Desde el principio, la intención de Dios fue tener una relación personal y amorosa con nosotros. ¿Qué evidencia tenemos de ello?
Su Hijo. Una de las razones de la venida de Cristo al mundo es que conozcamos al Padre celestial y tengamos comunión con Él. La Biblia nos dice que Jesús es su representación exacta; sus palabras y sus obras fueron las mismas del Padre (Jn 5.19; 12.50). Por tanto, cuando miramos al Hijo, estamos viendo el carácter de nuestro Padre celestial.

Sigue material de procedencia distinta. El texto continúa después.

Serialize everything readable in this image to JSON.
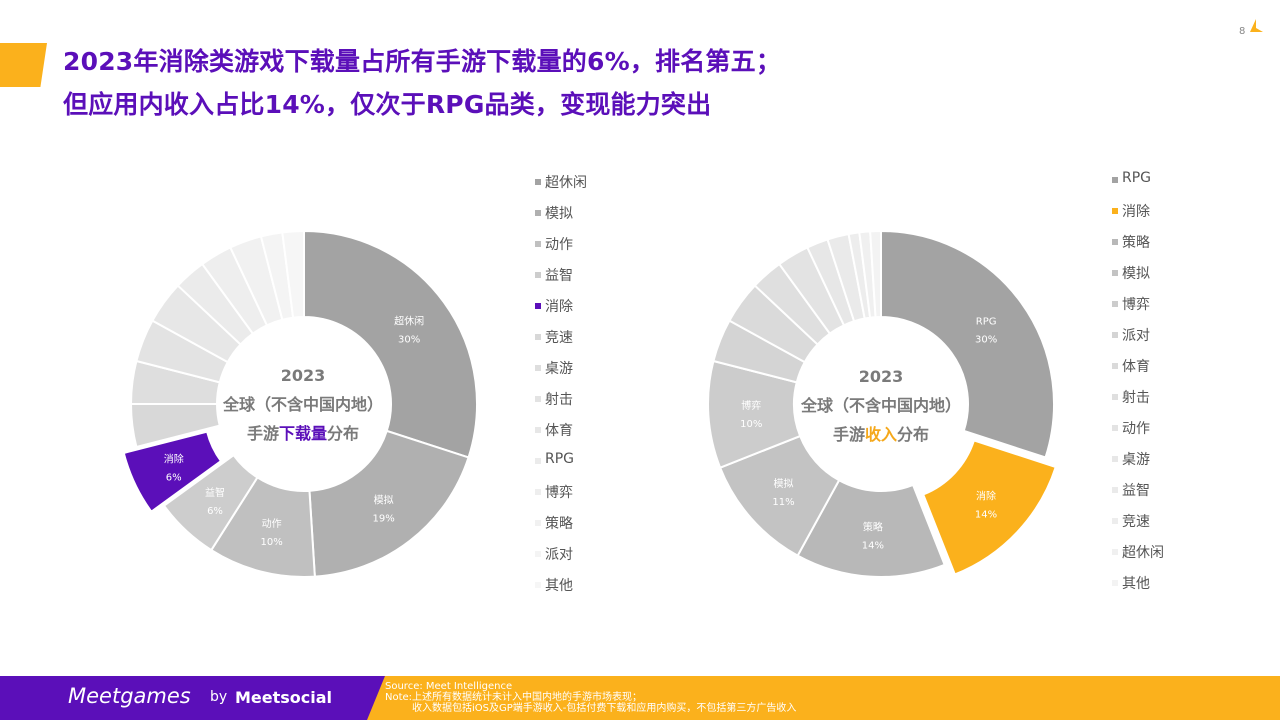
{
  "page": {
    "title_line1": "2023年消除类游戏下载量占所有手游下载量的6%，排名第五；",
    "title_line2": "但应用内收入占比14%，仅次于RPG品类，变现能力突出",
    "page_number": "8"
  },
  "center_left": {
    "year": "2023",
    "region": "全球（不含中国内地）",
    "pre": "手游",
    "highlight": "下载量",
    "post": "分布"
  },
  "center_right": {
    "year": "2023",
    "region": "全球（不含中国内地）",
    "pre": "手游",
    "highlight": "收入",
    "post": "分布"
  },
  "colors": {
    "purple": "#5b0fb9",
    "gold": "#fbb11c"
  },
  "chart_data": [
    {
      "type": "pie",
      "variant": "donut",
      "categories": [
        "超休闲",
        "模拟",
        "动作",
        "益智",
        "消除",
        "竞速",
        "桌游",
        "射击",
        "体育",
        "RPG",
        "博弈",
        "策略",
        "派对",
        "其他"
      ],
      "values": [
        30,
        19,
        10,
        6,
        6,
        4,
        4,
        4,
        4,
        3,
        3,
        3,
        2,
        2
      ],
      "data_labels": [
        {
          "name": "超休闲",
          "value": "30%"
        },
        {
          "name": "模拟",
          "value": "19%"
        },
        {
          "name": "动作",
          "value": "10%"
        },
        {
          "name": "益智",
          "value": "6%"
        },
        {
          "name": "消除",
          "value": "6%"
        }
      ],
      "highlight": "消除",
      "highlight_color": "#5b0fb9",
      "legend_position": "right",
      "colors": [
        "#a3a3a3",
        "#b0b0b0",
        "#c0c0c0",
        "#cdcdcd",
        "#5b0fb9",
        "#d8d8d8",
        "#dedede",
        "#e3e3e3",
        "#e7e7e7",
        "#ebebeb",
        "#eeeeee",
        "#f1f1f1",
        "#f4f4f4",
        "#f6f6f6"
      ]
    },
    {
      "type": "pie",
      "variant": "donut",
      "categories": [
        "RPG",
        "消除",
        "策略",
        "模拟",
        "博弈",
        "派对",
        "体育",
        "射击",
        "动作",
        "桌游",
        "益智",
        "竞速",
        "超休闲",
        "其他"
      ],
      "values": [
        30,
        14,
        14,
        11,
        10,
        4,
        4,
        3,
        3,
        2,
        2,
        1,
        1,
        1
      ],
      "data_labels": [
        {
          "name": "RPG",
          "value": "30%"
        },
        {
          "name": "消除",
          "value": "14%"
        },
        {
          "name": "策略",
          "value": "14%"
        },
        {
          "name": "模拟",
          "value": "11%"
        },
        {
          "name": "博弈",
          "value": "10%"
        }
      ],
      "highlight": "消除",
      "highlight_color": "#fbb11c",
      "legend_position": "right",
      "colors": [
        "#a3a3a3",
        "#fbb11c",
        "#b8b8b8",
        "#c3c3c3",
        "#cccccc",
        "#d4d4d4",
        "#dadada",
        "#dfdfdf",
        "#e3e3e3",
        "#e7e7e7",
        "#eaeaea",
        "#ededed",
        "#f0f0f0",
        "#f3f3f3"
      ]
    }
  ],
  "footer": {
    "logo_meet": "Meetgames",
    "logo_by": "by",
    "logo_social": "Meetsocial",
    "source": "Source: Meet Intelligence",
    "note1": "Note:上述所有数据统计未计入中国内地的手游市场表现；",
    "note2": "收入数据包括iOS及GP端手游收入-包括付费下载和应用内购买，不包括第三方广告收入"
  }
}
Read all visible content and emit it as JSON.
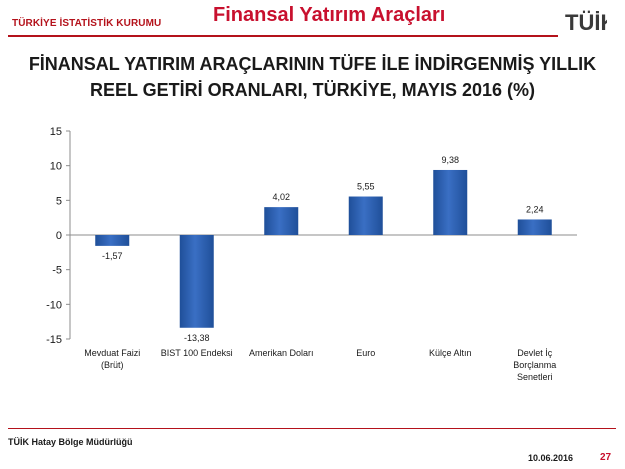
{
  "header": {
    "organization": "TÜRKİYE İSTATİSTİK KURUMU",
    "slide_title": "Finansal Yatırım Araçları",
    "logo_text": "TÜİK"
  },
  "chart_data": {
    "type": "bar",
    "title_line1": "FİNANSAL YATIRIM ARAÇLARININ TÜFE İLE İNDİRGENMİŞ YILLIK",
    "title_line2": "REEL GETİRİ ORANLARI, TÜRKİYE, MAYIS 2016 (%)",
    "categories": [
      [
        "Mevduat Faizi",
        "(Brüt)"
      ],
      [
        "BIST 100 Endeksi"
      ],
      [
        "Amerikan Doları"
      ],
      [
        "Euro"
      ],
      [
        "Külçe Altın"
      ],
      [
        "Devlet İç",
        "Borçlanma",
        "Senetleri"
      ]
    ],
    "values": [
      -1.57,
      -13.38,
      4.02,
      5.55,
      9.38,
      2.24
    ],
    "value_labels": [
      "-1,57",
      "-13,38",
      "4,02",
      "5,55",
      "9,38",
      "2,24"
    ],
    "ylim": [
      -15,
      15
    ],
    "yticks": [
      15,
      10,
      5,
      0,
      -5,
      -10,
      -15
    ],
    "bar_color": "#3a6fc4",
    "bar_color_dark": "#1f4f99",
    "grid": false
  },
  "footer": {
    "office": "TÜİK Hatay Bölge Müdürlüğü",
    "date": "10.06.2016",
    "page": "27"
  }
}
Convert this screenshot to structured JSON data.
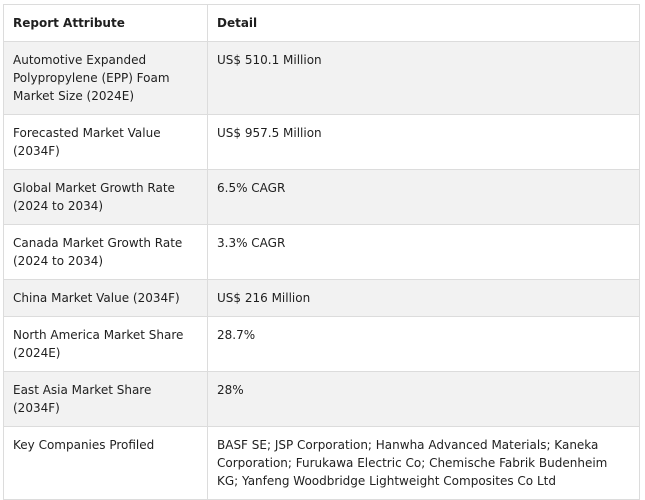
{
  "table": {
    "headers": [
      "Report Attribute",
      "Detail"
    ],
    "rows": [
      {
        "attribute": "Automotive Expanded Polypropylene (EPP) Foam Market Size (2024E)",
        "detail": "US$ 510.1 Million"
      },
      {
        "attribute": "Forecasted Market Value (2034F)",
        "detail": "US$ 957.5 Million"
      },
      {
        "attribute": "Global Market Growth Rate (2024 to 2034)",
        "detail": "6.5% CAGR"
      },
      {
        "attribute": "Canada Market Growth Rate (2024 to 2034)",
        "detail": "3.3% CAGR"
      },
      {
        "attribute": "China Market Value (2034F)",
        "detail": "US$ 216 Million"
      },
      {
        "attribute": "North America Market Share (2024E)",
        "detail": "28.7%"
      },
      {
        "attribute": "East Asia Market Share (2034F)",
        "detail": "28%"
      },
      {
        "attribute": "Key Companies Profiled",
        "detail": "BASF SE; JSP Corporation; Hanwha Advanced Materials; Kaneka Corporation; Furukawa Electric Co; Chemische Fabrik Budenheim KG; Yanfeng Woodbridge Lightweight Composites Co Ltd"
      }
    ]
  }
}
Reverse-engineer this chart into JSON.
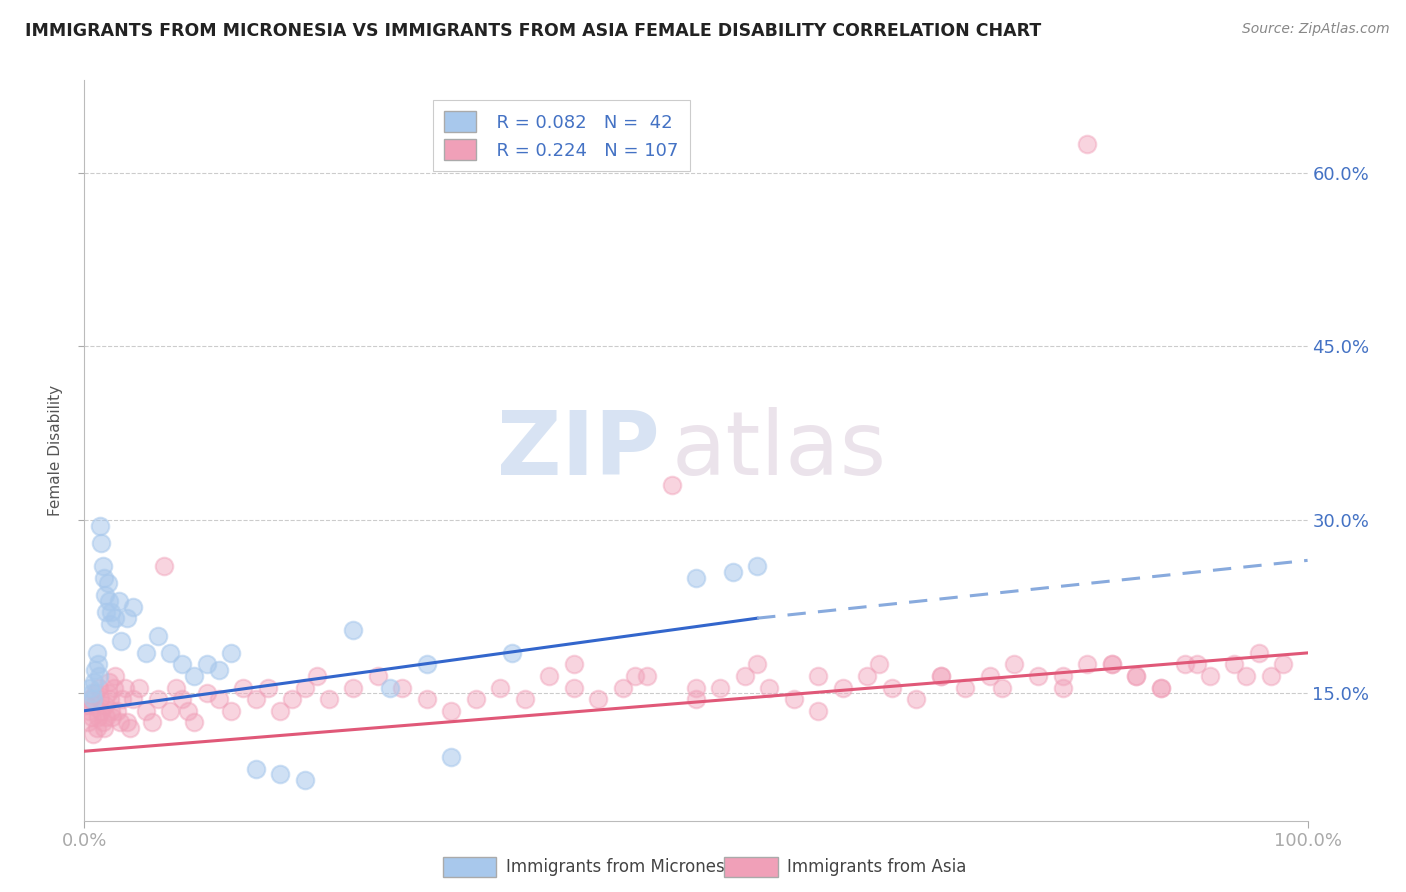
{
  "title": "IMMIGRANTS FROM MICRONESIA VS IMMIGRANTS FROM ASIA FEMALE DISABILITY CORRELATION CHART",
  "source": "Source: ZipAtlas.com",
  "xlabel": "",
  "ylabel": "Female Disability",
  "watermark_zip": "ZIP",
  "watermark_atlas": "atlas",
  "xlim": [
    0,
    100
  ],
  "ylim": [
    4,
    68
  ],
  "yticks": [
    15,
    30,
    45,
    60
  ],
  "ytick_labels": [
    "15.0%",
    "30.0%",
    "45.0%",
    "60.0%"
  ],
  "legend_r1": "R = 0.082",
  "legend_n1": "N =  42",
  "legend_r2": "R = 0.224",
  "legend_n2": "N = 107",
  "legend_label1": "Immigrants from Micronesia",
  "legend_label2": "Immigrants from Asia",
  "color_micronesia": "#A8C8EC",
  "color_asia": "#F0A0B8",
  "color_trend_micronesia": "#3366CC",
  "color_trend_asia": "#E05878",
  "color_dashed": "#88AADD",
  "title_color": "#222222",
  "source_color": "#888888",
  "grid_color": "#CCCCCC",
  "background_color": "#FFFFFF",
  "mic_trend_x0": 0,
  "mic_trend_y0": 13.5,
  "mic_trend_x1": 55,
  "mic_trend_y1": 21.5,
  "mic_dash_x0": 55,
  "mic_dash_y0": 21.5,
  "mic_dash_x1": 100,
  "mic_dash_y1": 26.5,
  "asia_trend_x0": 0,
  "asia_trend_y0": 10.0,
  "asia_trend_x1": 100,
  "asia_trend_y1": 18.5,
  "micronesia_x": [
    0.5,
    0.6,
    0.7,
    0.8,
    0.9,
    1.0,
    1.1,
    1.2,
    1.3,
    1.4,
    1.5,
    1.6,
    1.7,
    1.8,
    1.9,
    2.0,
    2.1,
    2.2,
    2.5,
    2.8,
    3.0,
    3.5,
    4.0,
    5.0,
    6.0,
    7.0,
    8.0,
    9.0,
    10.0,
    11.0,
    12.0,
    14.0,
    16.0,
    18.0,
    22.0,
    25.0,
    28.0,
    30.0,
    35.0,
    50.0,
    53.0,
    55.0
  ],
  "micronesia_y": [
    15.5,
    15.0,
    14.5,
    16.0,
    17.0,
    18.5,
    17.5,
    16.5,
    29.5,
    28.0,
    26.0,
    25.0,
    23.5,
    22.0,
    24.5,
    23.0,
    21.0,
    22.0,
    21.5,
    23.0,
    19.5,
    21.5,
    22.5,
    18.5,
    20.0,
    18.5,
    17.5,
    16.5,
    17.5,
    17.0,
    18.5,
    8.5,
    8.0,
    7.5,
    20.5,
    15.5,
    17.5,
    9.5,
    18.5,
    25.0,
    25.5,
    26.0
  ],
  "asia_x": [
    0.2,
    0.3,
    0.4,
    0.5,
    0.6,
    0.7,
    0.8,
    0.9,
    1.0,
    1.1,
    1.2,
    1.3,
    1.4,
    1.5,
    1.6,
    1.7,
    1.8,
    1.9,
    2.0,
    2.1,
    2.2,
    2.3,
    2.4,
    2.5,
    2.7,
    2.9,
    3.1,
    3.3,
    3.5,
    3.7,
    4.0,
    4.5,
    5.0,
    5.5,
    6.0,
    6.5,
    7.0,
    7.5,
    8.0,
    8.5,
    9.0,
    10.0,
    11.0,
    12.0,
    13.0,
    14.0,
    15.0,
    16.0,
    17.0,
    18.0,
    19.0,
    20.0,
    22.0,
    24.0,
    26.0,
    28.0,
    30.0,
    32.0,
    34.0,
    36.0,
    38.0,
    40.0,
    42.0,
    44.0,
    46.0,
    48.0,
    50.0,
    52.0,
    54.0,
    56.0,
    58.0,
    60.0,
    62.0,
    64.0,
    66.0,
    68.0,
    70.0,
    72.0,
    74.0,
    76.0,
    78.0,
    80.0,
    82.0,
    84.0,
    86.0,
    88.0,
    40.0,
    45.0,
    50.0,
    55.0,
    60.0,
    65.0,
    70.0,
    75.0,
    80.0,
    82.0,
    84.0,
    86.0,
    88.0,
    90.0,
    91.0,
    92.0,
    94.0,
    95.0,
    96.0,
    97.0,
    98.0
  ],
  "asia_y": [
    14.0,
    12.5,
    13.5,
    14.5,
    13.0,
    11.5,
    14.0,
    15.0,
    12.0,
    13.0,
    15.5,
    14.5,
    13.5,
    12.5,
    12.0,
    14.0,
    13.0,
    15.0,
    16.0,
    14.5,
    13.5,
    13.0,
    15.5,
    16.5,
    13.5,
    12.5,
    14.5,
    15.5,
    12.5,
    12.0,
    14.5,
    15.5,
    13.5,
    12.5,
    14.5,
    26.0,
    13.5,
    15.5,
    14.5,
    13.5,
    12.5,
    15.0,
    14.5,
    13.5,
    15.5,
    14.5,
    15.5,
    13.5,
    14.5,
    15.5,
    16.5,
    14.5,
    15.5,
    16.5,
    15.5,
    14.5,
    13.5,
    14.5,
    15.5,
    14.5,
    16.5,
    15.5,
    14.5,
    15.5,
    16.5,
    33.0,
    14.5,
    15.5,
    16.5,
    15.5,
    14.5,
    13.5,
    15.5,
    16.5,
    15.5,
    14.5,
    16.5,
    15.5,
    16.5,
    17.5,
    16.5,
    15.5,
    62.5,
    17.5,
    16.5,
    15.5,
    17.5,
    16.5,
    15.5,
    17.5,
    16.5,
    17.5,
    16.5,
    15.5,
    16.5,
    17.5,
    17.5,
    16.5,
    15.5,
    17.5,
    17.5,
    16.5,
    17.5,
    16.5,
    18.5,
    16.5,
    17.5
  ]
}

Su invitación. Dios nos invita, por medio de la Biblia, a unirnos a su familia (3.16). Él se encargó de preparar cada uno de los detalles; a nosotros lo único que nos corresponde es aceptar la invitación.
Su adopción. El lazo más cercano que podemos tener unos con otros es la familia. En el momento de la salvación, el Señor nos adopta en la suya. Esta relación con nuestro Padre celestial dura por la eternidad, dándonos sustento, aliento y amor.
Su amistad. Al llamar “amigos” a sus discípulos (15.15), Jesús reveló un nuevo aspecto en cuanto a su relación, que se aplicaría también a sus futuros seguidores. Cristo es un amigo que nunca nos abandonará.
Su presencia. A partir del momento de nuestra salvación, el Espíritu Santo habita en nosotros. El Señor nos invita a ser miembros de su familia por medio de la fe en Cristo. Este es nuestro llamamiento supremo: creer en Él y vivir para Él todos los días de nuestra vida (20.31). Una vez que llegamos a ser hijos de Dios, su Espíritu obra en nosotros para hacernos más parecidos a su familia, en pensamientos, palabras y acciones.